By Seth Daniel
The Neighborhood Developers (TND) hosted state and City leaders on Tuesday morning, March 28, to announce that they had received critical funding to allow the French Club affordable housing project to proceed to a groundbreaking.
“It’s an honor for TND to host an event like this,” said Aaron Wasserman of TND, stepping in for Director Ann Houston who is out of the country. “We were looking at that site for a long time because it’s close to Chelsea’s schools and parks and public transportation. We’re really just happy the state has chosen this project. We’ve been working on it two years. We want to thank the City Manager and the City Council for helping us work on this.”

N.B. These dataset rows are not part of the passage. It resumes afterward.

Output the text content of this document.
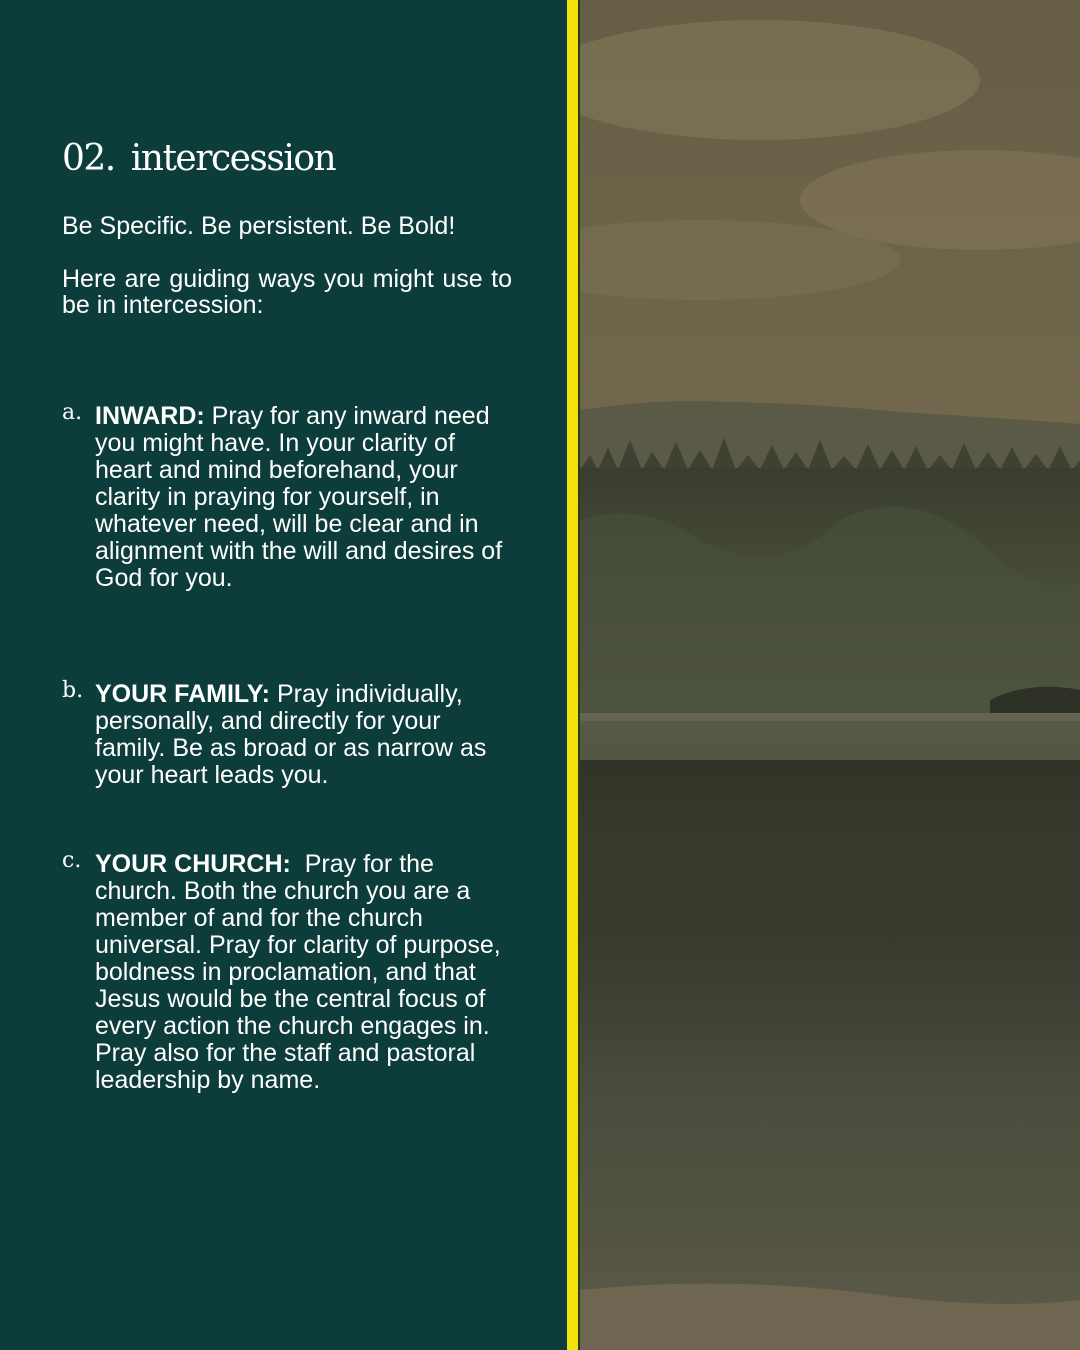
02. intercession

Be Specific. Be persistent. Be Bold!

Here are guiding ways you might use to be in intercession:

a. INWARD: Pray for any inward need you might have. In your clarity of heart and mind beforehand, your clarity in praying for yourself, in whatever need, will be clear and in alignment with the will and desires of God for you.

b. YOUR FAMILY: Pray individually, personally, and directly for your family. Be as broad or as narrow as your heart leads you.

c. YOUR CHURCH: Pray for the church. Both the church you are a member of and for the church universal. Pray for clarity of purpose, boldness in proclamation, and that Jesus would be the central focus of every action the church engages in. Pray also for the staff and pastoral leadership by name.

TND will revitalize the vacant French Club building at 242 Spencer St. and create 34 new units of affordable rental housing for families. The project will include three units targeted to low income persons with disabilities and eight units for formerly homeless families who will receive supportive services from Housing Families, Inc. The state awarded $500,000 in Housing Trust Fund funding, $1.1 million in state and federal low-income housing tax credits, and $3.125 million in a state subsidy.
City Manager Tom Ambrosino said building affordable units like the French Club will help ease the squeeze on working people and people of modest means as rents continue to rise in Greater Boston.
“The City Council has just passed and inclusionary zoning ordinance and that policy is useful, but there’s nothing like building full affordable housing,” he said. “That’s why I’m so grateful. This funding is going to advance this project and we’re going to see a groundbreaking this summer probably.”
Lt. Gov. Karyn Polito was on hand with Housing Undersecretary Chrystal Kornegay to announce the award, along with a handful of other awards to project in other parts of the state.
“These seven projects will create housing that specifically targets our state’s at-risk populations, including veterans, the elderly, individuals with disabilities, and formerly homeless women and families,” said Lieutenant Governor Karyn Polito. “I’m incredibly proud of our commitment to ensuring all of our residents are not only able to access housing, but also the supportive services they need to succeed.”
Funding for these projects includes $3.1 million from the National Housing Trust Fund (HTF), a newly-authorized federal program that supports the development of affordable housing for low-income individuals and families that include supportive services. The Department of Housing and Community Development (DHCD) is supporting the awarded projects through $14.9 million in state affordable housing subsidies, and 100 project-based Massachusetts Rental Voucher Program (MRVP) vouchers. DHCD also allocated approximately $2 million in state and federal Low-Income Housing Tax Credits (LIHTC) to the awarded projects.
“Housing with wraparound supportive services gives residents the tools necessary to break the cycle of homelessness,” said Housing and Economic Development Secretary Jay Ash, the former Chelsea City Manager. “Putting our residents on the path towards stability by connecting them to education, job training, transportation assistance, childcare and more services, strengthens communities across Massachusetts.”
The French Club project went through a long and contentious planning process, where neighbors and some councillors opposed the original plan – which had more units, a bigger building and closed down the Spencer Avenue extension. Numerous Mill Hill neighbors spoke out against the project, which they felt was too big and wasn’t communicated well to those living nearby.
In the end, a compromise proposal with plenty of input was approved.